Archive 2014

  • From Revolution to ExternalL Aggression


    February 2014 will be named in the history of Ukraine as the time of the most dramatic confrontation between the most active and conscious part of society and government characterized by the largest number of casualties in the history of independent Ukraine. In order to stop the bloodshed and prevent the escalation of the civil conflict Ukrainian political opposition and President Viktor Yanukovych signed a political agreement to resolve the crisis. This agreement envisages the return to the Constitution of 2004, early presidential elections in 2014, formation of coalition government and investigation of events of the last days in Kiev in cooperation with the Council of Europe. This agreement was attested by the officials from Germany, Poland and France, but Russian representative Vladimir Lukin who participated in the talks refused to do it. Shortly after the conclusion of the agreement Viktor Yanukovych left for Russia secretly and officially refused to meet respective commitments.

    While in Kiev the new bodies of central government were in the process of formation, Crimea and a number of regional centers saw the activation of the political forces, which declared that they did not recognize new Government in Kiev, came up with the slogan of federalization of the country and demanded to hold referendums on joining Russia. It should be noted that the media have found sufficient amount of evidence that the active role in these disturbances played Russian citizens.

    But the most dramatic developments took place in the Autonomous Republic of Crimea where during February 27-28 the new government was formed in rather questionable way and decision was taken to hold a May 25 referendum on granting Crimean autonomy state independence. At the same time, troops without any recognition signs blocked the objects of the Military forces of Ukraine, locations of ships and infrastructure of Ukraine's Black Sea Fleet and later attempted to seize military facilities of Ukrainian army. Crimean authorities and the leaders of the Russian Federation stated that the abovementioned actions have been done by the "self-defense forces of the Crimea", but in fact armed "militia" turned out to be regular Russian troops. Thus, Russia committed an act of unprovoked aggression in order to annex the Crimea. The scope and nature of such actions means in practice the beginning of the actual occupation of Ukraine. Official Kyiv declared the inadmissibility of such intervention and appealed to the international community for help, including parties to the Budapest Memorandum, which guaranteed the territorial integrity of Ukraine in exchange for giving up nuclear weapons.

    On March 1, the Russian Federation Council gave consent to President Putin to bring troops to Crimea. Ukraine perceived this decision as a declaration of war, although Russian President Vladimir Putin said that sending troops Ukraine is not considered.

    On March 6, Crimean parliament during closed special session adopted a decision on accession to Russia and sent request to the Russian President, State Duma and Federal Council to start "all procedures necessary to accept Crimea as subject of Russian Federation." Crimean Parliament also adopted decision to schedule referendum on the status of the peninsula on March 16 in order to back up decisions to join the Russian Federation.

    Kiev officials condemned the actions of Crimean authorities, declared appeal to Russian Federation and decision to hold referendum to be illegal and requested political support from international community.

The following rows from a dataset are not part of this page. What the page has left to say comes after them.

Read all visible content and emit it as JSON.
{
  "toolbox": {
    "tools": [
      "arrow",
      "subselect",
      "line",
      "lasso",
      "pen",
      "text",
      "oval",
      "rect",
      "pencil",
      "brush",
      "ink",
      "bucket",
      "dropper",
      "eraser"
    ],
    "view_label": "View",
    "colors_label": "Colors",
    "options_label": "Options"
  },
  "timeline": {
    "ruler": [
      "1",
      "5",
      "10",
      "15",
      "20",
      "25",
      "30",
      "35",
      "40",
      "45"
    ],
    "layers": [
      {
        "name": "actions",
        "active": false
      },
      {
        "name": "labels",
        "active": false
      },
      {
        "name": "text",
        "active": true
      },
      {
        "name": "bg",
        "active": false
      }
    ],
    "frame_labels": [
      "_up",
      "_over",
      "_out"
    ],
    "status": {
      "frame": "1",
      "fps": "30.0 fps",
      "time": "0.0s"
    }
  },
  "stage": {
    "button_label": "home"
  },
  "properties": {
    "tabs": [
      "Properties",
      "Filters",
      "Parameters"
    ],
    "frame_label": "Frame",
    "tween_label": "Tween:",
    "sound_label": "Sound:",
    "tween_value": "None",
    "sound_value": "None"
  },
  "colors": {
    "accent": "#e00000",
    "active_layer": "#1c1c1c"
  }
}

    The situation in Crimea and Ukraine virtually resulted in global political crisis with Russia on one side and all international community on the other as overwhelming majority of the countries, members of UN Security Council, UN, OSCE, EU directly condemned Russian policy or (as China) called all parties engaged to political settlement of the conflict.

    The position of Russia can be summarized as follows:

    1. Non-recognition of the new Government in Kiev. Russia believes that in fact military non-constitutional coup took place in Ukraine, while the formation of the new Government and adoption of relevant decisions took place under pressure of nationalistically-minded extremists. That is why Russia declared that it has no obligations to the new Government in Kyiv according to the Budapest memorandum, while the legitimacy of new Ukrainian authorities has not been disputed by the international community in principle.
    2. Russia has the right to protect its compatriots especially on the territory of the former USSR and in case of necessity will exercise this right. Russia denies presence of Russian military forces in Crimea. According to Russia one can see in Crimea the so-called local self-defense forces maintaining order. At the same time, international community explicitly declares that the Russian military forces are directly engaged in the conflict on Ukrainian territory and urge Russia to withdraw them.
    3. Russia believes that the Western policy has been traditionally based on double standards; the West does not understand what is going in Ukraine and has no grounds to threaten Russia.

    Russia’s actions and declarations in fact have put into question modern system of international security and have exposed Russia to the risk of global political isolation, because international community has unanimously condemned Russian policy, declared its full and unconditional support to Ukraine in its pursuit to secure territorial integrity as well as readiness to introduce political and economic sanctions against Russia. In fact, for the first time since the Second World War international community has faced the dangerous situation when one country strongly intends to annex territory of another country with all subsequent non-predictable political, military and economic implications for the entire world.